If output filter is specified (-I/-X options), output may be empty even when number of collected samples is non-zero. It makes sense to emit a different message in this case, e.g. All %d samples were filtered out.

@apangin this makes total sense. Thank you for your insights, I will make the changes.

Makes sense @apangin, will make the changes.

Some thoughts/questions:

The method dump() in Profiler.cpp class takes care of dumping the output. Now, this method is only invoked once per invocation of async-profiler. So far, this is what I understood by navigating the code. Is this the correct understanding? Or do we have cases where for a single invocation of async profiler, we invoke the dump() method multiple times?

One of the benefits I was getting by adding the log in the collectSamples() method is that all the "dump" methods invoke it so one stop place to log our message. If I add it in the individual dump methods, the logic of logging needs to be added in all those methods. Are we okay with that or did you have something else in mind? (I am thinking of creating a common method which contains the logging logic and invoke it from different dump methods like dumpCollapsed(), dumpText() etc.

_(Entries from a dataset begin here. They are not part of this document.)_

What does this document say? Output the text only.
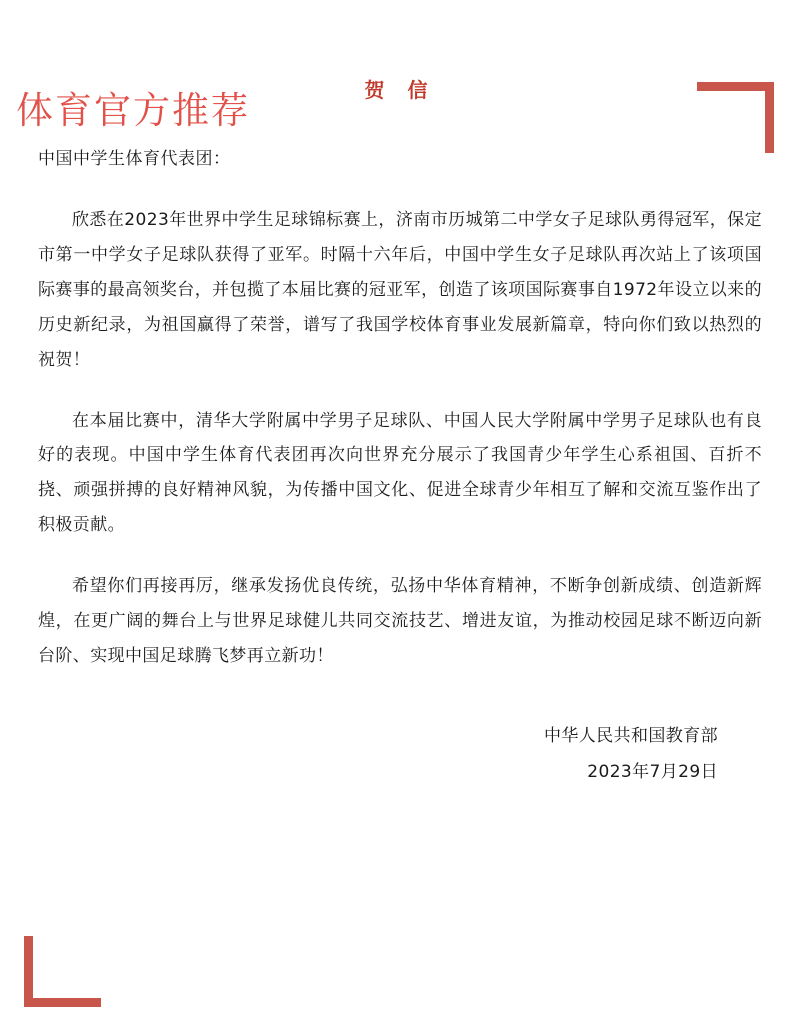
体育官方推荐	贺 信
中国中学生体育代表团：

欣悉在2023年世界中学生足球锦标赛上，济南市历城第二中学女子足球队勇得冠军，保定市第一中学女子足球队获得了亚军。时隔十六年后，中国中学生女子足球队再次站上了该项国际赛事的最高领奖台，并包揽了本届比赛的冠亚军，创造了该项国际赛事自1972年设立以来的历史新纪录，为祖国赢得了荣誉，谱写了我国学校体育事业发展新篇章，特向你们致以热烈的祝贺！

在本届比赛中，清华大学附属中学男子足球队、中国人民大学附属中学男子足球队也有良好的表现。中国中学生体育代表团再次向世界充分展示了我国青少年学生心系祖国、百折不挠、顽强拼搏的良好精神风貌，为传播中国文化、促进全球青少年相互了解和交流互鉴作出了积极贡献。

希望你们再接再厉，继承发扬优良传统，弘扬中华体育精神，不断争创新成绩、创造新辉煌，在更广阔的舞台上与世界足球健儿共同交流技艺、增进友谊，为推动校园足球不断迈向新台阶、实现中国足球腾飞梦再立新功！

中华人民共和国教育部
2023年7月29日
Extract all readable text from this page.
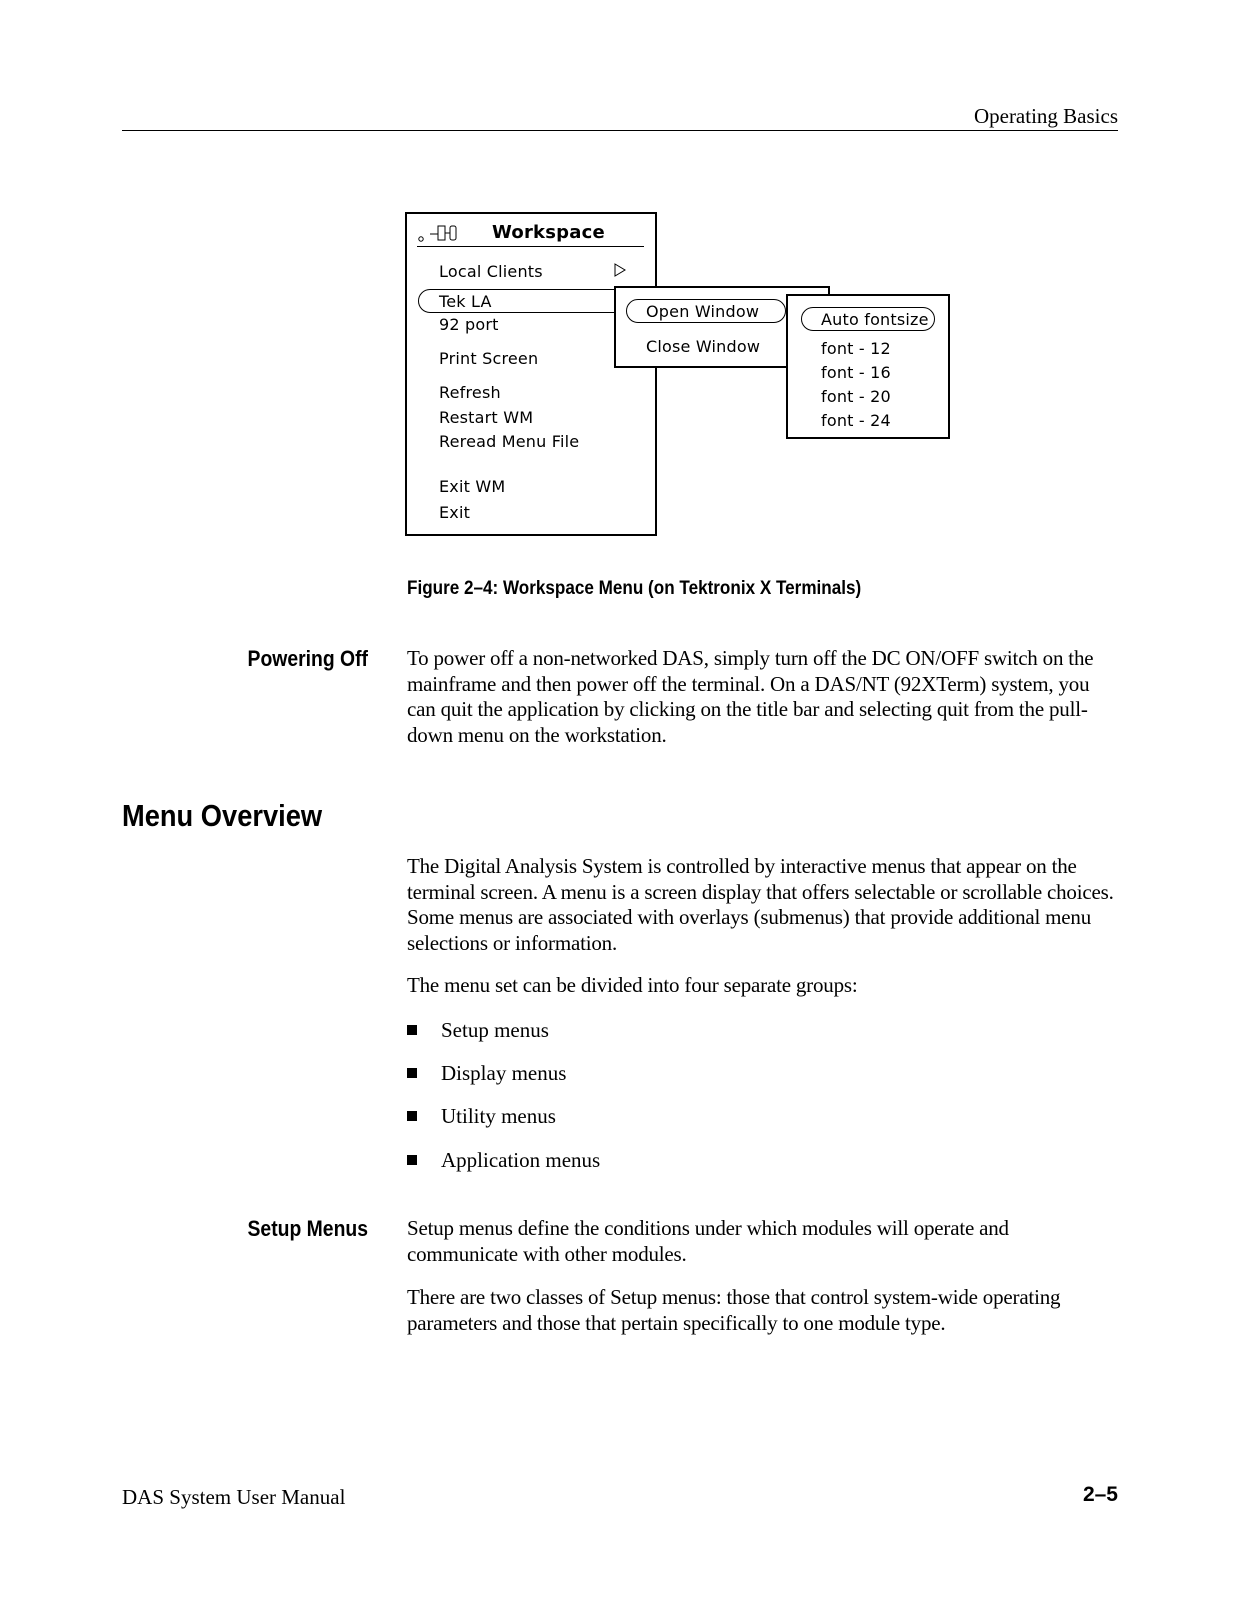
Operating Basics
Workspace
Local Clients
Tek LA
92 port
Print Screen
Refresh
Restart WM
Reread Menu File
Exit WM
Exit
Open Window
Close Window
Auto fontsize
font - 12
font - 16
font - 20
font - 24
Figure 2–4: Workspace Menu (on Tektronix X Terminals)
Powering Off To power off a non-networked DAS, simply turn off the DC ON/OFF switch on the mainframe and then power off the terminal. On a DAS/NT (92XTerm) system, you can quit the application by clicking on the title bar and selecting quit from the pull-down menu on the workstation.
Menu Overview
The Digital Analysis System is controlled by interactive menus that appear on the terminal screen. A menu is a screen display that offers selectable or scrollable choices. Some menus are associated with overlays (submenus) that provide additional menu selections or information.
The menu set can be divided into four separate groups:
Setup menus
Display menus
Utility menus
Application menus
Setup Menus Setup menus define the conditions under which modules will operate and communicate with other modules.
There are two classes of Setup menus: those that control system-wide operating parameters and those that pertain specifically to one module type.
DAS System User Manual	2–5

@apangin please see the updated PR for reference to the above questions. I dont think the current diff covers JFR based dump option, need to dig deep into that.

JFR is tricky. It contains some useful info even if no samples are collected. JFR may also record multiple event types at the same time.
As mentioned in the review, I think only collapsed and flamegraph/tree output deserve a log message. It's ok to add a utility function to do this logging.

apangin · 2025-03-12T01:09:39Z

src/profiler.cpp

-        if (trace == NULL || excludeTrace(&fn, trace)) continue;
+        if (trace == NULL) continue;
+        if (excludeTrace(&fn, trace)) {
+            filtered_sample_count++;


Comparing filtered_sample_count to _total_samples is not reliable: filtered_sample_count does not take into account samples with trace == NULL or counter == 0.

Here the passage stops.